I voti contratti sono stati 432, 202 i favorevoli al decreto. Una sconfitta schiacciante, senza precedenti nell’ultimo secolo. Alla maggioranza laburista si sono aggiunti anche 118 parlamentari, conservatori e ribelli.

E’ un risultato che esprime con grande chiarezza ciò che vuole la “House of Commons” ma non come intende risolvere le criticità emerse finora nel processo legislativo di realizzazione della Brexit.

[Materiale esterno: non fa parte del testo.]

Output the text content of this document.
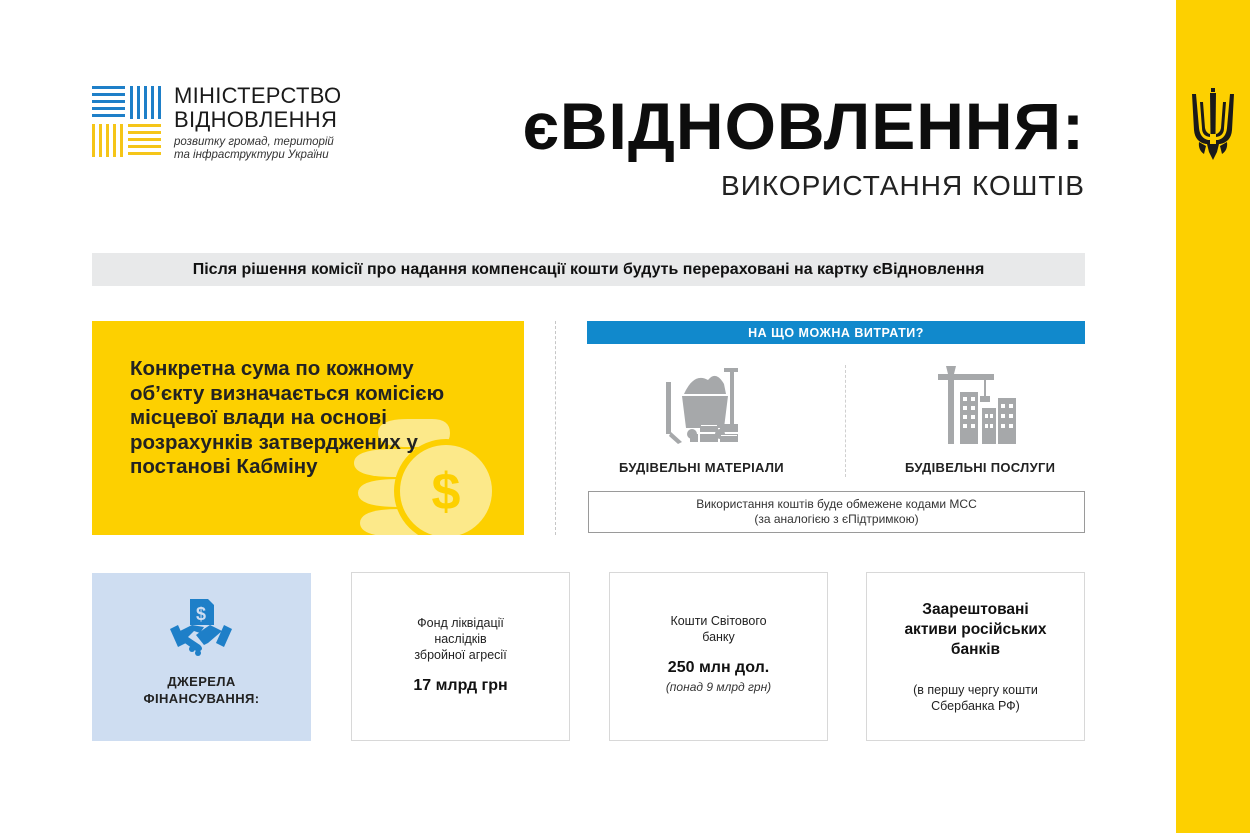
МІНІСТЕРСТВО
ВІДНОВЛЕННЯ
розвитку громад, територій
та інфраструктури України	єВІДНОВЛЕННЯ:
ВИКОРИСТАННЯ КОШТІВ
Після рішення комісії про надання компенсації кошти будуть перераховані на картку єВідновлення
$
Конкретна сума по кожному об’єкту визначається комісією місцевої влади на основі розрахунків затверджених у постанові Кабміну
НА ЩО МОЖНА ВИТРАТИ?
БУДІВЕЛЬНІ МАТЕРІАЛИ	БУДІВЕЛЬНІ ПОСЛУГИ
Використання коштів буде обмежене кодами МСС
(за аналогією з єПідтримкою)
$
ДЖЕРЕЛА
ФІНАНСУВАННЯ:
Фонд ліквідації
наслідків
збройної агресії
17 млрд грн
Кошти Світового
банку
250 млн дол.
(понад 9 млрд грн)
Заарештовані
активи російських
банків
(в першу чергу кошти
Сбербанка РФ)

Ora, Theresa May deve andare presso le istituzioni europee per verificare le condizioni per ottenere un accordo più favorevole con l’Europa (specie sulla ambigua frontiera tra le due Irlande che c’è ma non deve vedersi) evitando l’errore sciovinista di pretendere l’adeguamento della UE alla Gran Bretagna e non viceversa .

A Bruxelles, Donald Tusk, presidente del Consiglio Europeo, ha commentato seccamente che la soluzione migliore sarebbe una nuova chiamata alle urne del popolo britannico per un secondo referendum, magari con un quesito più esplicito da sottoporre all’elettore.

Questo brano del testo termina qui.